Bharat Forge’s standalone net profit for the quarter ended December 2026 witnessed a nearly 17% year-on-year decrease, amounting to Rs 288 crore compared to Rs 346 crore in Q3 FY25. The standalone revenue from operations experienced a slight 0.6% decline to Rs 2,083.7 crore in Q3 FY26, as per the company’s stock exchange filing. On a consolidated basis, the company’s revenue surged by 25% year-on-year to Rs 4,343 crore, up from Rs 3,476 crore in the previous year.

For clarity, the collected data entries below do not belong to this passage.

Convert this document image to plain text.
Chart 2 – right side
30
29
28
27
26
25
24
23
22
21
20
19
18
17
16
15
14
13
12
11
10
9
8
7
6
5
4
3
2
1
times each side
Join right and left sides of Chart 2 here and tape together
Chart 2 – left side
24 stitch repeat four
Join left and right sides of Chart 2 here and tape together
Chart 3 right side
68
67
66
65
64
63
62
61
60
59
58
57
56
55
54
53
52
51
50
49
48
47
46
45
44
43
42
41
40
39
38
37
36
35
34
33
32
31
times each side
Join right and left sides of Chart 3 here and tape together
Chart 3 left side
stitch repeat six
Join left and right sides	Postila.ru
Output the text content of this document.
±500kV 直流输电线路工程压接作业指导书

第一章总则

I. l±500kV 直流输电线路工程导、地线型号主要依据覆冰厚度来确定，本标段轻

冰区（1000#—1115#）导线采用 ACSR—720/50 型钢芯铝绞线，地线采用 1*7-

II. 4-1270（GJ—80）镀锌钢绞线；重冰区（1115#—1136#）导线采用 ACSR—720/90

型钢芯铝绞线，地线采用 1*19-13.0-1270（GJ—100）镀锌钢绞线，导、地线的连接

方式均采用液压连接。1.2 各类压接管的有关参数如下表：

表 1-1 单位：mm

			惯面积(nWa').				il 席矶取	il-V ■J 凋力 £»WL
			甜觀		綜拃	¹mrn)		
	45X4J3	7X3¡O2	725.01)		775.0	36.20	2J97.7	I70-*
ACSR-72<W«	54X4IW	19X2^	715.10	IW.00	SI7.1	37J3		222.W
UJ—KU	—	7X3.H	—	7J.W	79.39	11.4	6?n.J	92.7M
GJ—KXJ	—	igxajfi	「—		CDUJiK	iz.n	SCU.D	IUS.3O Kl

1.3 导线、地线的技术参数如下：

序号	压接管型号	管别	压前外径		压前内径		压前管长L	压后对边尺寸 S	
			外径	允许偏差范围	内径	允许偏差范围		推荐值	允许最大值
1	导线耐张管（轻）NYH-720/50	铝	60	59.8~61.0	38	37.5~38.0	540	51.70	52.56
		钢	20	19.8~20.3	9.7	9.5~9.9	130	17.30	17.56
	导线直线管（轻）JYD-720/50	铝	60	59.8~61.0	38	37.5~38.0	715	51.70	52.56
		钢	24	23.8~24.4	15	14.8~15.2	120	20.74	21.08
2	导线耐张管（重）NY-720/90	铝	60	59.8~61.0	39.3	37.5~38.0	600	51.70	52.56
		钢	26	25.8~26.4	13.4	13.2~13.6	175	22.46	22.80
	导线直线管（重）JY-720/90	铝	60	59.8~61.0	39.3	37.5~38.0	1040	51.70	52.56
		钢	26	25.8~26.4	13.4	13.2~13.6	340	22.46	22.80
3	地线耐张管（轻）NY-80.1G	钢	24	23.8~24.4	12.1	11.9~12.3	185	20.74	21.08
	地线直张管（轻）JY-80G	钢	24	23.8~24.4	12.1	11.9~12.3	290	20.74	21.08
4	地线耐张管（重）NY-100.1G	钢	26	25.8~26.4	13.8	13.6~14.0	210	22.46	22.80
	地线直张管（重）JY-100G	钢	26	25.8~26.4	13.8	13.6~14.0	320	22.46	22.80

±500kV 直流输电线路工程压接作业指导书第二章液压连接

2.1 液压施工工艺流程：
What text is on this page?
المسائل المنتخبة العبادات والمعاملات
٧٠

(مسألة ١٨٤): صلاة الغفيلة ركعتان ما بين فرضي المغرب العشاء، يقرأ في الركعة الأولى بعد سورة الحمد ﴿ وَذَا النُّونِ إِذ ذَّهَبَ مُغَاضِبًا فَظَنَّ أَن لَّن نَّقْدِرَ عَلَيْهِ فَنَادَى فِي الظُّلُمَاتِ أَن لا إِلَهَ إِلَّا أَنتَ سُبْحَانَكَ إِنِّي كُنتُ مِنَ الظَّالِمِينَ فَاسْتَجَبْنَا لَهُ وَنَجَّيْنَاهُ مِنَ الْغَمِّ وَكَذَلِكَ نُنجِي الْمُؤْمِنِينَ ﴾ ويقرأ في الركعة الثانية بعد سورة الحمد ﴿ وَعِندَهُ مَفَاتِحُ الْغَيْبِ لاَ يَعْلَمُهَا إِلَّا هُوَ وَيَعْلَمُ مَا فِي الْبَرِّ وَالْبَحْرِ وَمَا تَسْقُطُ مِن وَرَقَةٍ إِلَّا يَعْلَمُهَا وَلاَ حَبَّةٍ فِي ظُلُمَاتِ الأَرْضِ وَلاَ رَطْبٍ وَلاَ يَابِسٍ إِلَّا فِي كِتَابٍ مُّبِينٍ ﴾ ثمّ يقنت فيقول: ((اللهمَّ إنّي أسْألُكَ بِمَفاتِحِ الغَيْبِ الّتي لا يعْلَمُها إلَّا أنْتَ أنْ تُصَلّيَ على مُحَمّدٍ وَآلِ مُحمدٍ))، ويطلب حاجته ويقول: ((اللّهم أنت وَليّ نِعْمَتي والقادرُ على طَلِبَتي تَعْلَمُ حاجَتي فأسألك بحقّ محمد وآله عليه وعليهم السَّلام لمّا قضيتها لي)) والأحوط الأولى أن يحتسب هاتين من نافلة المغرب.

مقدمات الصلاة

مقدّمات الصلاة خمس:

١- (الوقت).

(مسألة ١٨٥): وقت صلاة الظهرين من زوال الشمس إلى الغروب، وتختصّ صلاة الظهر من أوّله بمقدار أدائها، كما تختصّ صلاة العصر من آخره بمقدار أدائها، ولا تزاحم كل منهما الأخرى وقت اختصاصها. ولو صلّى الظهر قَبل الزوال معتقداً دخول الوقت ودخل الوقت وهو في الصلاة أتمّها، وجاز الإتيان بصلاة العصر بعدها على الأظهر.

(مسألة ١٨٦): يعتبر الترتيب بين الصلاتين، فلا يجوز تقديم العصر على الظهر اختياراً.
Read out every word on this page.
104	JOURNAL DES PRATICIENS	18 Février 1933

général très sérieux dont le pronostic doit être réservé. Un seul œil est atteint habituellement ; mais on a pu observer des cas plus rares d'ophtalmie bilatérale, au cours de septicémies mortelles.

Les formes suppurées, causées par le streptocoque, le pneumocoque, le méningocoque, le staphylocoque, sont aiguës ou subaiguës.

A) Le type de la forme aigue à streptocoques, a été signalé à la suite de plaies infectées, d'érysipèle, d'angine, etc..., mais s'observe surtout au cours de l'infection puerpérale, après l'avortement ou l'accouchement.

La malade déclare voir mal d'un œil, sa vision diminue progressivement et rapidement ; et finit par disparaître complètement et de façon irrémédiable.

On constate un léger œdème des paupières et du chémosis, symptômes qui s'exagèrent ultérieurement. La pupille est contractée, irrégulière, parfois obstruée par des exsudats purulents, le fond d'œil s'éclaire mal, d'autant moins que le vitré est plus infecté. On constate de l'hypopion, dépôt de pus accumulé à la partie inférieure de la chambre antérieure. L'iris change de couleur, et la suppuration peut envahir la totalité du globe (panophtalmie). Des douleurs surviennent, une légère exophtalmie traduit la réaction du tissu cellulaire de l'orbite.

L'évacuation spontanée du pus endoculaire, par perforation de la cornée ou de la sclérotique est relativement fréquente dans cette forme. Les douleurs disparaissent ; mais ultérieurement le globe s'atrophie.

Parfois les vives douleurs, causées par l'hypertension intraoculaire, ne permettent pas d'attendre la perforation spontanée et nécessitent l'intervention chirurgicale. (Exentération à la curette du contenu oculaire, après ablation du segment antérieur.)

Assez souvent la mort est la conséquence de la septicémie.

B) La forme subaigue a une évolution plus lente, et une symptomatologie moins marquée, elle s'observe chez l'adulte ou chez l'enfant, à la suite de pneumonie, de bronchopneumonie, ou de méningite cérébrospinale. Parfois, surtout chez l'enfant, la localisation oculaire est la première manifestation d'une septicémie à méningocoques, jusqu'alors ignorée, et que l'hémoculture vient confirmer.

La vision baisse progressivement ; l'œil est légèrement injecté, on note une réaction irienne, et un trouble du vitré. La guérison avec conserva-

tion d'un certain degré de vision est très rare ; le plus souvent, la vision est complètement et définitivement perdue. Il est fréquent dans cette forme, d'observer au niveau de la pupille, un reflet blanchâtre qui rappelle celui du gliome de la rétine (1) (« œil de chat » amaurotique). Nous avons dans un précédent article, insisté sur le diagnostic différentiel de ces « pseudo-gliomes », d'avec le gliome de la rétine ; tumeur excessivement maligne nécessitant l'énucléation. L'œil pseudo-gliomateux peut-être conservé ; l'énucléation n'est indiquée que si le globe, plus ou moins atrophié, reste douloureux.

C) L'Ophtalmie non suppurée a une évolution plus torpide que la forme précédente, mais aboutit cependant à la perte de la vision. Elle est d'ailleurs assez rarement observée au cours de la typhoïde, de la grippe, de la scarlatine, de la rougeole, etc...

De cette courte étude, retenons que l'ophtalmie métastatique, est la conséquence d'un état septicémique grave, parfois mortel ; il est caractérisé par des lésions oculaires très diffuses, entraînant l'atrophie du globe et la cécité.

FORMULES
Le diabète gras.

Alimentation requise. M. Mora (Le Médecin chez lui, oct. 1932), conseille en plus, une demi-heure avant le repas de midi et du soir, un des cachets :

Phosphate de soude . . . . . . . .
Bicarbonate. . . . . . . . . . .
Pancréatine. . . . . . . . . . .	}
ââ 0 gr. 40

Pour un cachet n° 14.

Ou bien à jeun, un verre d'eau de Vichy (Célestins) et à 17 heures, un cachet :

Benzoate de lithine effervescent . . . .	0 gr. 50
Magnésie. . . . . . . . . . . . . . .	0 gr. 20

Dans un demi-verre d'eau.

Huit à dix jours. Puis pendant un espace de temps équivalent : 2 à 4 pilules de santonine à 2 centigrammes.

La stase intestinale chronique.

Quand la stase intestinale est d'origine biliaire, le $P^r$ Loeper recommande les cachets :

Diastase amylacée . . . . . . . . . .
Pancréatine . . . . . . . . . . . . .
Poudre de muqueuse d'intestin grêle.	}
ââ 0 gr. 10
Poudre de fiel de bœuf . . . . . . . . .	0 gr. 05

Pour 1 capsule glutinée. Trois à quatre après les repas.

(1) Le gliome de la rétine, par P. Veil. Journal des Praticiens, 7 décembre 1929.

The net profit on a consolidated basis also saw a rise of 28.2% to Rs 273 crore from Rs 213 crore in the corresponding quarter of the last financial year. Bharat Forge mentioned that the quarterly figures included a one-time cost of Rs 55.7 crore, impacting the margins. Earnings before interest, tax, depreciation, and amortization (EBITDA) grew by 20% to Rs 750 crore from Rs 624 crore a year ago, although the EBITDA margin decreased to 17.3% from 18% in the same quarter of the previous financial year.
The Board of Directors announced an interim dividend of Rs 2 per equity share of face value Rs 2 each, representing a 100% payout on the face value. The dividend is scheduled to be paid on or before March 12, 2026, with the record date set as February 18, 2026. B. N. Kalyani, the Chairman and Managing Director of Bharat Forge, attributed the results to the impact of de-stocking in the North American commercial vehicle market, while noting the strong growth in the domestic automotive business and the successful execution of the defense order book that supported the overall performance.
Standalone revenue on a sequential basis increased by 7% quarter-on-quarter to Rs 2,084 crore. EBITDA also rose by 4.6% to Rs 569 crore, with margins at 27.3%. However, export revenue declined by 3% sequentially, with auto exports dropping by 13% despite a growth of 11% in industrial exports.